Starkey (Ringo Starr, his character sharing the drummer’s real name) and his Aunt Jessie (Jessie Robins), who argue incessantly, join a “mystery tour”, a coach trip with no known destination and among the other tourists are the other Beatles (John Lennon, Paul McCartney and George Harrison). The band combined this with the popular day trips from Liverpool by coach to see the illuminations at Blackpool but neglected to come up with anything even remotely resembling a script, turning up on the first day of shooting with just a half-formed ideas scribbled on sheets of paper. The Pranksters toured the States in the psychedelic International Harvester school bus, handing of then still-legal LSD and getting high on various other substances as they went.

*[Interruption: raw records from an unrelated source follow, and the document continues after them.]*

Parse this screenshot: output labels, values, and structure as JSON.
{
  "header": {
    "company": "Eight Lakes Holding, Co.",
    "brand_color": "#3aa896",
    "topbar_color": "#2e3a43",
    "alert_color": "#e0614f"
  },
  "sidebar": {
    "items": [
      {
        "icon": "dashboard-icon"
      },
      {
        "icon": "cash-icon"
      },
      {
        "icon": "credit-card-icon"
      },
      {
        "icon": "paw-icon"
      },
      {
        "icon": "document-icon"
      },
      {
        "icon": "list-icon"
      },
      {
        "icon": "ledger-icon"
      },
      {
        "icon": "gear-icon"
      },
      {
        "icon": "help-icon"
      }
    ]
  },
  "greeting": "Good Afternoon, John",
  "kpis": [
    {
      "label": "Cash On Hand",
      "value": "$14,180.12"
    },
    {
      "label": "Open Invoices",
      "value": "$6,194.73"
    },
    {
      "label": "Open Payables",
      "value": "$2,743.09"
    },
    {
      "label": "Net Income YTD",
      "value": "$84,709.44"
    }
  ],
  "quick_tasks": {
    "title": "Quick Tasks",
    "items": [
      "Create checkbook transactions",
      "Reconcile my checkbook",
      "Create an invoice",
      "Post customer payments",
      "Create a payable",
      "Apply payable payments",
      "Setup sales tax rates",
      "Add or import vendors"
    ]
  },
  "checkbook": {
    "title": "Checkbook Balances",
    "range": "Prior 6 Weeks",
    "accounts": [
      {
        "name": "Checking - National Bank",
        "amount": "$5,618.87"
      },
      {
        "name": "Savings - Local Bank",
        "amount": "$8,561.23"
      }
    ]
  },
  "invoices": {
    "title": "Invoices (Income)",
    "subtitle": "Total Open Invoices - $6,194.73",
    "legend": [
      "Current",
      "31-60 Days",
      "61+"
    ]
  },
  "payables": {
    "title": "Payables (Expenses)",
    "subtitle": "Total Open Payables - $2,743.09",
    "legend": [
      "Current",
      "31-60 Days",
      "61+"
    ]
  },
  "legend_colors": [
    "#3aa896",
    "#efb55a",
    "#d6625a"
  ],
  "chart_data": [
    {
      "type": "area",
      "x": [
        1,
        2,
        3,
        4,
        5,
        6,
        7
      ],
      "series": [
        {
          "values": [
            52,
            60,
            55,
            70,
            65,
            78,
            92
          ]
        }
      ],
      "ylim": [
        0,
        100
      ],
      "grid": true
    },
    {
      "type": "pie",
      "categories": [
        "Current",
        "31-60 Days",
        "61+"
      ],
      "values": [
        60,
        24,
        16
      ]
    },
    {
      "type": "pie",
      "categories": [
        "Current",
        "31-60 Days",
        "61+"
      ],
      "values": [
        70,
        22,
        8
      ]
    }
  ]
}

The project was instigated by Paul McCartney who was inspired by Ken Kesey’s madcap expeditions, a trip (in every sense of the word) across America by Kesey and his “Merry Pranksters” aboard a bus christened Further in 1964. Lester might have brought some much needed shape to the chaos of a film that was shot without a script and semi-improvised. It’s obvious from the end result that they really fancied themselves on a par with Lester but, although they were undeniably geniuses when it came to popular music, film-making clearly wasn’t their forte.

mandy weet

If The Beatles’ previous screen outing, Help! (1965) had been a bit of a narrative mess, it was a model of tightly plotted writing compared to the freewheeling, semi-improvised lunacy of Magical Mystery Tour, a television film first broadcast on 26 December 1967 (just short of a year to the day after Jonathan Miller’s Alice in Wonderland (1966), an outlier in psychedelia’s invasion of British television which would give rise to such surreal favourites as The Prisoner (1967-1968), Do Not Adjust Your Set (1967-1969), Theatre 625: The Year of the Sex Olympics (1968) and Monty Python’s Flying Circus (1969-1974) among others).ĭisenchanted with film-making after Help! (on which John Lennon felt that the band were just extras in their own film) The Beatles decided to strike out on their own and direct themselves, severing their fruitful ties with Richard Lester who had directed both Help! and its predecessor A Hard Day’s Night (1964).